J'en avais fait plusieurs, mais le seul qui me semble à peu près "sortable" est celui-ci, qui n'est en fait qu'une espèce de délire

Ah ! Ma zone? irrévérence ! (Amazonie : rêve, errance?)
En ce temps-là j’étais en mon adolescence,
Et tout ce que j’offrais était en abondance ;
J’étais alors effervescence, incandescence,
Evanescence, luminescence, magnificence…
En ce temps-là, les animaux faisaient bombance
Et rien d’inhumain ne venait troubler mon doux silence.

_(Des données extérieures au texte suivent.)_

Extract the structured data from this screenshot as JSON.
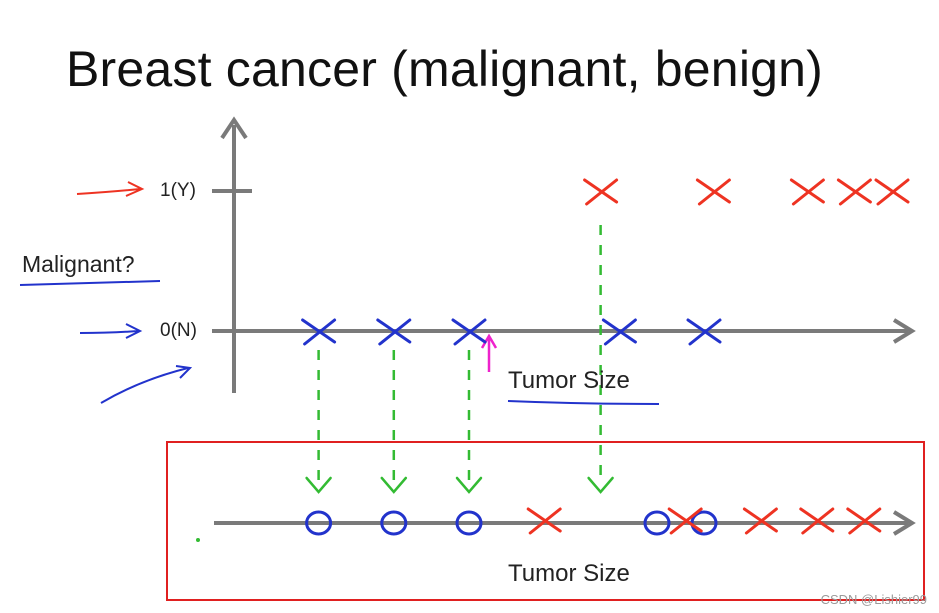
{
  "title": "Breast cancer (malignant, benign)",
  "watermark": "CSDN @Lishier99",
  "colors": {
    "malignant": "#ee3322",
    "benign": "#2233cc",
    "projection": "#33bb33",
    "threshold": "#ee22cc",
    "axis": "#7a7a7a",
    "box": "#e02020"
  },
  "chart_data": [
    {
      "type": "scatter",
      "title": "Breast cancer (malignant, benign)",
      "xlabel": "Tumor Size",
      "ylabel": "Malignant?",
      "yticks": [
        "1(Y)",
        "0(N)"
      ],
      "y_values": [
        1,
        0
      ],
      "series": [
        {
          "marker": "x",
          "color": "#ee3322",
          "y": 1,
          "x": [
            3.9,
            5.1,
            6.1,
            6.6,
            7.0
          ]
        },
        {
          "marker": "x",
          "color": "#2233cc",
          "y": 0,
          "x": [
            0.9,
            1.7,
            2.5,
            4.1,
            5.0
          ]
        }
      ],
      "annotations": [
        "projection arrows to lower axis",
        "threshold arrow at x=2.8"
      ]
    },
    {
      "type": "scatter",
      "xlabel": "Tumor Size",
      "series": [
        {
          "marker": "o",
          "color": "#2233cc",
          "x": [
            0.9,
            1.7,
            2.5,
            4.5,
            5.0
          ]
        },
        {
          "marker": "x",
          "color": "#ee3322",
          "x": [
            3.3,
            4.8,
            5.6,
            6.2,
            6.7
          ]
        }
      ]
    }
  ]
}
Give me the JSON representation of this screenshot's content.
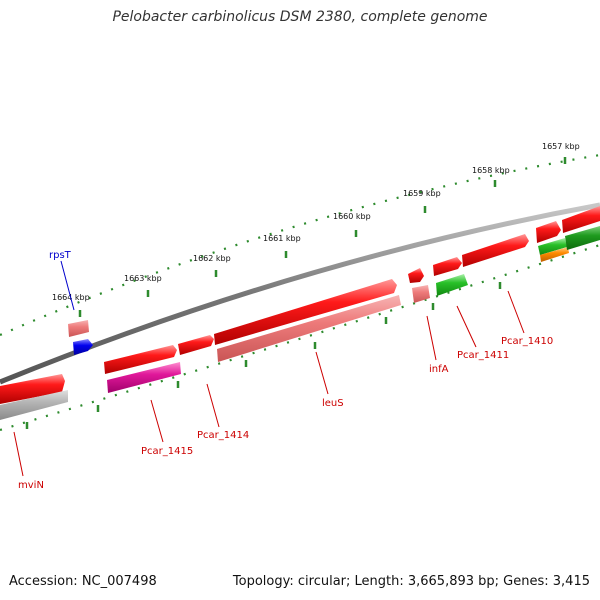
{
  "header": {
    "title": "Pelobacter carbinolicus DSM 2380, complete genome"
  },
  "footer": {
    "accession": "Accession: NC_007498",
    "summary": "Topology: circular; Length: 3,665,893 bp; Genes: 3,415"
  },
  "scale": {
    "unit": "kbp",
    "ticks": [
      {
        "kbp": 1657,
        "label": "1657 kbp"
      },
      {
        "kbp": 1658,
        "label": "1658 kbp"
      },
      {
        "kbp": 1659,
        "label": "1659 kbp"
      },
      {
        "kbp": 1660,
        "label": "1660 kbp"
      },
      {
        "kbp": 1661,
        "label": "1661 kbp"
      },
      {
        "kbp": 1662,
        "label": "1662 kbp"
      },
      {
        "kbp": 1663,
        "label": "1663 kbp"
      },
      {
        "kbp": 1664,
        "label": "1664 kbp"
      }
    ]
  },
  "genes": [
    {
      "name": "mviN",
      "color": "#cc0000"
    },
    {
      "name": "Pcar_1415",
      "color": "#cc0000"
    },
    {
      "name": "Pcar_1414",
      "color": "#cc0000"
    },
    {
      "name": "leuS",
      "color": "#cc0000"
    },
    {
      "name": "infA",
      "color": "#cc0000"
    },
    {
      "name": "Pcar_1411",
      "color": "#cc0000"
    },
    {
      "name": "Pcar_1410",
      "color": "#cc0000"
    },
    {
      "name": "rpsT",
      "color": "#0000cc"
    }
  ],
  "colors": {
    "backbone": "#777777",
    "tick": "#2e8b2e",
    "cds": "#ee1111",
    "rna_light": "#ee7777",
    "pink": "#dd1199",
    "gray": "#aaaaaa",
    "green": "#22bb22",
    "orange": "#ff8800",
    "blue": "#0000ee"
  }
}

En ce temps-là j’étais en mon adolescence,
Et les hommes savaient où trouver ma quintessence :
Leurs vies, leurs existences mêmes en étaient l’essence.
Ceux-là me respectaient avec grande bienséance…
Jusqu’au jour où la scie a entamé sa danse.
En ce temps-là j’étais en mon adolescence,
Il n’y a pas si longtemps, avant ma déchéance,
Avant le grand triomphe de l’inintelligence,
Bien avant que les civilisations en transe
Découvrent les machines et leurs nombreuses nuisances,
Orgueil, cupidité, et autres malfaisances…
En ce temps-là j’étais en mon adolescence,
Et l’harmonie régnant en moi était immense…
A présent on me dépouille avec fulgurance,
Chaque seconde m’enlève une part de ma luxuriance :
Ma zone, jadis éternel éden de jouvence,
Est aujourd’hui la faille de ma grande impuissance.